Tiretta Bazaar first finds mention in Upjohn’s map of Calcutta in 1790, and other historical records show that the bazaar got its name after Edward Tiretta, an Italian living in Calcutta who owned the bazaar and several plots of land in the city.
According to the Review, by the mid-1800s, intermarriage had started between the Cantonese and the Hakka immigrants, two distinct groups, as well as between the Chinese and ‘Hindustanis’ and the Chinese and ‘Eurasians.’ The primary occupation of the Chinese community in Tiretta Bazaar, states the Review, appeared to be that of “shoe-makers, opium sellers, carpenters and cabinet-makers.”

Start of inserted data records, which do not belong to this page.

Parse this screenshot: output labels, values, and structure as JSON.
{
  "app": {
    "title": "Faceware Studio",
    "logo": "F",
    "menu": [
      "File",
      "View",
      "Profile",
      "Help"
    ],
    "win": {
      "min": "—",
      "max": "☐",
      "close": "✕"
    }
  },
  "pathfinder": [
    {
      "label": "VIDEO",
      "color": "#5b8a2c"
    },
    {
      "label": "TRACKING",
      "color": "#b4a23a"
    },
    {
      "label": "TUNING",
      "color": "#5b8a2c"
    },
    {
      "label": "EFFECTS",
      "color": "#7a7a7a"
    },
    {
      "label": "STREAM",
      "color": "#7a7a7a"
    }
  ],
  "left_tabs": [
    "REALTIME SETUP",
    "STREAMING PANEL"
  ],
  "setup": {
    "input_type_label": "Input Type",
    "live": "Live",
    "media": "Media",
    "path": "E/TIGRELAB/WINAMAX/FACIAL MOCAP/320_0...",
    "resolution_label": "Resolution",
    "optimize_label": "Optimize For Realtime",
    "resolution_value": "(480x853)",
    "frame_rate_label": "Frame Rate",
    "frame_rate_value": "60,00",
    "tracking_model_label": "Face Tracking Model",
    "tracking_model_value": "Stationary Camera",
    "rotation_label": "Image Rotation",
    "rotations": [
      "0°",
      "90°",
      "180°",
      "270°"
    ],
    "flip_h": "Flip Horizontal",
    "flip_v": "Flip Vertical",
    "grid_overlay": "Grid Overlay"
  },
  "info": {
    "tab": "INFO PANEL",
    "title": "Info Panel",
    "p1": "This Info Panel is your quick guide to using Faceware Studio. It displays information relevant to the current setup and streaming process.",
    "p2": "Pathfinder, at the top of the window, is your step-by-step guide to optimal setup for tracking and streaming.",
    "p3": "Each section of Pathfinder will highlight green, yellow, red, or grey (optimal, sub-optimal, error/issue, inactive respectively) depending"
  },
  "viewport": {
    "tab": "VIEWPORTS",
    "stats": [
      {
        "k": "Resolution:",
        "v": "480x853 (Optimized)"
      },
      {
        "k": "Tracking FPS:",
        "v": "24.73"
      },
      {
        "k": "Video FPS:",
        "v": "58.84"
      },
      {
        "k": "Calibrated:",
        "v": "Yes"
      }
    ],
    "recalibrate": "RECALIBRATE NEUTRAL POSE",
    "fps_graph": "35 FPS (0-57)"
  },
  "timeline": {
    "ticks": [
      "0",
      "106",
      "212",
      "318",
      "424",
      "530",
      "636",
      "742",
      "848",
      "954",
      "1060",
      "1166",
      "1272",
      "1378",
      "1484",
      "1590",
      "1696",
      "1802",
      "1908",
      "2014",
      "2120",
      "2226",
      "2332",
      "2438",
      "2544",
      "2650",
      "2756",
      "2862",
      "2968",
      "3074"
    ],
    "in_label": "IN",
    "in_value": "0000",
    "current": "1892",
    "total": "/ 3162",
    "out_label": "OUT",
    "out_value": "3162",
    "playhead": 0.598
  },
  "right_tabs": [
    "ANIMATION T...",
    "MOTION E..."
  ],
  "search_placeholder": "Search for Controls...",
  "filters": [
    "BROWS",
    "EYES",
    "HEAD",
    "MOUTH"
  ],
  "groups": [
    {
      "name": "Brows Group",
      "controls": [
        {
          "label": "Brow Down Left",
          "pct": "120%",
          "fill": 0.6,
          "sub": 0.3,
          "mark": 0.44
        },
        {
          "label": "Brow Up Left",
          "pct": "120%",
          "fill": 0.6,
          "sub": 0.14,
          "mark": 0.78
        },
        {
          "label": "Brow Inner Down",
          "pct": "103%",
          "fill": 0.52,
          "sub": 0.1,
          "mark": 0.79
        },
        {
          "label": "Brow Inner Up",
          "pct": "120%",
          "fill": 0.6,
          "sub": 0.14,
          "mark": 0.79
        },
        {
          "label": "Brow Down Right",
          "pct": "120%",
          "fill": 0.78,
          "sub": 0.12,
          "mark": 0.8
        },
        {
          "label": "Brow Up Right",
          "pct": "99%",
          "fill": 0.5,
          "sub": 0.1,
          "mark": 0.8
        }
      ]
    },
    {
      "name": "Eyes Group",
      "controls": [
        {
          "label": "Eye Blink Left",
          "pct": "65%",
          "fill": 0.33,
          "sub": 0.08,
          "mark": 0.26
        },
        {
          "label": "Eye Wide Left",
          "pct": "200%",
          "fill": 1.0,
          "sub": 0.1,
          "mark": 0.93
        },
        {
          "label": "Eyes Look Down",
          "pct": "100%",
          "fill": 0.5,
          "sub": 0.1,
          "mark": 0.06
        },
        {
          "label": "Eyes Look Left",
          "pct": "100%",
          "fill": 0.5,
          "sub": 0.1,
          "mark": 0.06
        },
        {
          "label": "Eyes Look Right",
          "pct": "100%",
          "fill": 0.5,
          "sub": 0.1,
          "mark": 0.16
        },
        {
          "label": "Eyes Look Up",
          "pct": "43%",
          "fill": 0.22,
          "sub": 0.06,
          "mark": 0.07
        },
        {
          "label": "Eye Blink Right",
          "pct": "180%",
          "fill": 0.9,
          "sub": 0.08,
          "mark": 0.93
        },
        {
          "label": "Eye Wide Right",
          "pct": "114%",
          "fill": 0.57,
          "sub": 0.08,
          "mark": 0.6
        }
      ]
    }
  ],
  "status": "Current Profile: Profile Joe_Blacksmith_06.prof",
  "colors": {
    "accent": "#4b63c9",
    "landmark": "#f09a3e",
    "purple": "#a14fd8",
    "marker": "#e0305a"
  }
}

Although some had stayed back in Tiretta Bazaar, many Hakka families had relocated to the neighbourhood of Tangra in the outskirts of the city during the Second World War, where they processed rawhide and opened tanneries and restaurants, following the footsteps of their predecessors who had made the move to Tangra in 1910, when the area was still a marshy wetland, not fully developed. For a long time, the Hakka community in Tangra lived in their own bubble, cut off from the rest of the city and to a large extent, from the community that had remained in Tiretti Bazaar. In the 1970s and 1980s, the Chinese community of Tangra saw their fortunes change for the better and became more prosperous than the community living in the area around Tiretta Bazaar. Today, little remains of Tiretta Bazaar’s Chinese community although not everyone has left. Some of the neighbourhood’s older residents can still be seen in the area’s bylanes, while others have shifted to other neighbourhoods in the city. The Chinese breakfast foods are still sold on Sunday, albeit on a smaller scale, along the stretch of Sun Yat Sen Street.